La neve che non c’è e il turismo montano invernale


Tra febbraio e marzo notizie allarmanti sono arrivate da Austria e Slovenia riguardanti l’innevamento sempre più carente e la chiusura di alcuni impianti sciistici. L’ultima, in ordine di tempo è stata la cancellazione delle prove di slalom gigante, speciale di Coppa del Mondo maschile di Kranjska Gora. La località slovena ha visto letteralmente scomparire la neve dalle piste e così l’intero fine settimana di gare in programma sabato 9 e domenica 10 marzo è saltato. Poiché da questa parte del confine si è replicato, più o meno, facendo spallucce e sbandierando buoni risultati di affluenza presso gli impianti di Promotur, forse è utile proporre un piccolo ventaglio delle notizie apparse sul tema neve nella vicina Carinzia.
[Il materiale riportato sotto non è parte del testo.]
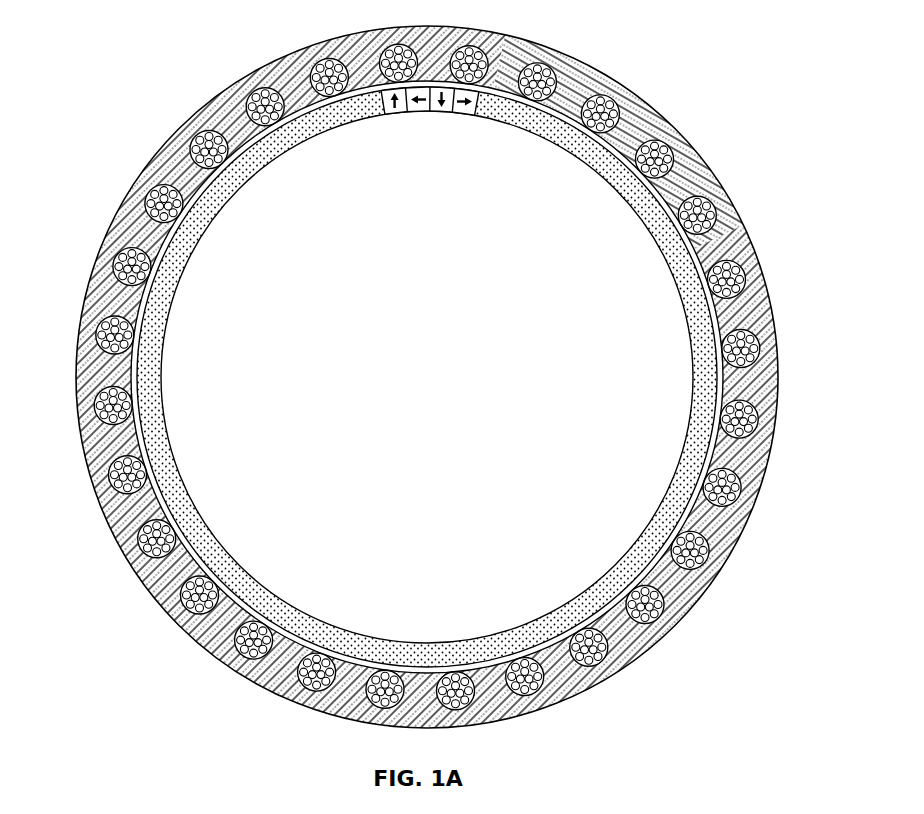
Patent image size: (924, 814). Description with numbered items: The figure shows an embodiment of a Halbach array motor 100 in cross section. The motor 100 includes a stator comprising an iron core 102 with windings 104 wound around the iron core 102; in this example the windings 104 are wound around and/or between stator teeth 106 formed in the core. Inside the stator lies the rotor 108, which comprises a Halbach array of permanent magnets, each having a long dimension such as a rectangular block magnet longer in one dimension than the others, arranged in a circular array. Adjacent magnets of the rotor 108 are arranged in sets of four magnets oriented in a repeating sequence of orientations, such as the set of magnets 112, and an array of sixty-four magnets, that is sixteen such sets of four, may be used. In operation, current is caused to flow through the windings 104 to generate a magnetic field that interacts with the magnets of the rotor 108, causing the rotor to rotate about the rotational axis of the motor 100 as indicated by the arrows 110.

Vale la pena ricordare che l’Austria, insieme alla Svizzera, è il paese alpino per antonomasia e che questo condiziona la sua stessa economia. Sarà forse per questo che è stato dedicato ampio rilievo ad un nuovo studio sugli effetti del cambiamento climatico che proietta foschi scenari nel futuro di numerose aree sciistiche. Scenari  che dipenderanno da come proseguirà il riscaldamento globale a fronte di diverse politiche di contenimento.

Il progetto Fuse-AT (Future Snow Cover Evolution in Austria) è stato finanziato dal Fondo per il clima e l’energia nell’ambito del programma austriaco di ricerca sul clima. I dati sono disponibili su una griglia di un chilometro quadrato, che corrisponde a circa 84 mila punti dati. I risultati centrali, inclusa la grafica interattiva, sono accessibili al link: https://fuse-at.ccca.ac.at

Studi per orientare le scelte non per riempire i cassetti

Esperti dell’Università di Innsbruck, del Climate Change Center Austria e dello Snow Center Tirol hanno lavorato per tre anni al progetto e i risultati sono stati ora resi pubblici. Per la prima volta è possibile raffigurare il possibile sviluppo del manto nevoso sull’intera area dell’Austria sulla base di dati regionali dettagliati. Su questa base gli esperti hanno prefigurato diversi scenari negli anni a venire e fino alla fine del secolo. «In sostanza la situazione della neve varia di anno in anno e varia anche a livello regionale. Ma a lungo termine le previsioni in merito alle precipitazioni nevose sono direttamente collegate agli obiettivi di protezione globale del clima», hanno affermato i responsabili del progetto. Tuttavia, anche qualora gli obiettivi climatici globali fossero raggiunti, vi sarebbe comunque una riduzione del manto nevoso e tale riduzione non potrà essere evitata.

Mentre per i territori fino ai 400 metri di altitudine gli scenari prospettati variano a seconda della capacità o meno di rispettare gli Accordi sul clima di Parigi (il non superamento dei due gradi di aumento della temperatura globale), gli studi indicano problematiche importanti anche per altitudini intorno ai 1000 metri dove si trova la maggior parte dei comprensori sciistici della Stiria e della Carinzia. Lo studio indica che, qualora l’obiettivo climatico di Parigi venisse raggiunto, la durata della copertura nevosa diminuirebbe comunque di circa un quarto, raggiungendo una media di 60 giorni di innevamento per inverno. Nell’ipotesi più probabile che tali obiettivi non fossero raggiunti, si prevede che la temperatura media invernale a queste altitudini potrebbe aumentare da meno 2,4 gradi a più 1,8 gradi. In tal caso la durata della copertura nevosa naturale diminuirebbe del 70% riducendosi fino a circa 30 giorni entro il 2100.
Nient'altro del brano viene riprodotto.